Hitting the clubs with points deductions will stop racism, says Blatter

sepp-blatter

By Andrew Warshaw
April 20 – FIFA president Sepp Blatter says points deductions are a far better deterrant for tackling racism than stadium closures – which UEFA have been particularly keen on – since the latter are ‘unduly excessive’ punishments that hurt the game itself rather than penalise the guilty parties.

Writing in his column for FIFA Weekly, Blatter says that while he wants “drastic and severe” sanctions for racism, points deductions will have more impact since “football without a crowd is like a concert without sound”.
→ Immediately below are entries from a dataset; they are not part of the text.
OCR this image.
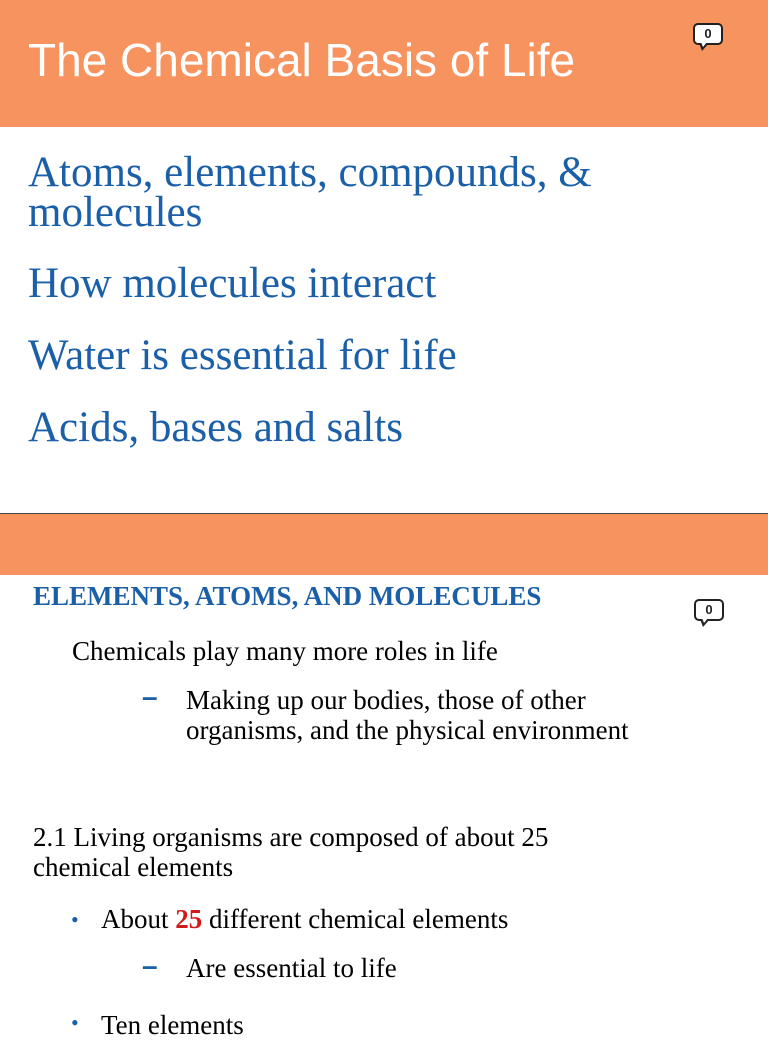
The Chemical Basis of Life
0
Atoms, elements, compounds, &
molecules
How molecules interact
Water is essential for life
Acids, bases and salts
ELEMENTS, ATOMS, AND MOLECULES	0
Chemicals play many more roles in life
– Making up our bodies, those of other
organisms, and the physical environment
2.1 Living organisms are composed of about 25
chemical elements
• About 25 different chemical elements
– Are essential to life
• Ten elements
FIFA itself has ordered games to be played behind closed doors before. Ukraine were made to play a World Cup qualifier against Poland in an empty arena in response to monkey chanting and Nazi salutes from fans.

But Blatter believes this is not the way forward.

“Games behind closed doors are also included in the [Fifa] code but I regard this penalty as an extremely dubious instrument,” he says. “They represent a disproportionately collective punishment. Furthermore it involves excluding innocent fans of the opposing team.

“In the final analysis matches played behind closed doors penalise football. The punishment is unduly excessive. Instead it is the troublemakers who must be punished. And it is clear to me that the clubs are responsible for the hooligans.

“To my mind there remains only one solution to the problem: sporting sanctions are the only effective punishment. It has to cause the clubs real hurt, otherwise nothing will change.”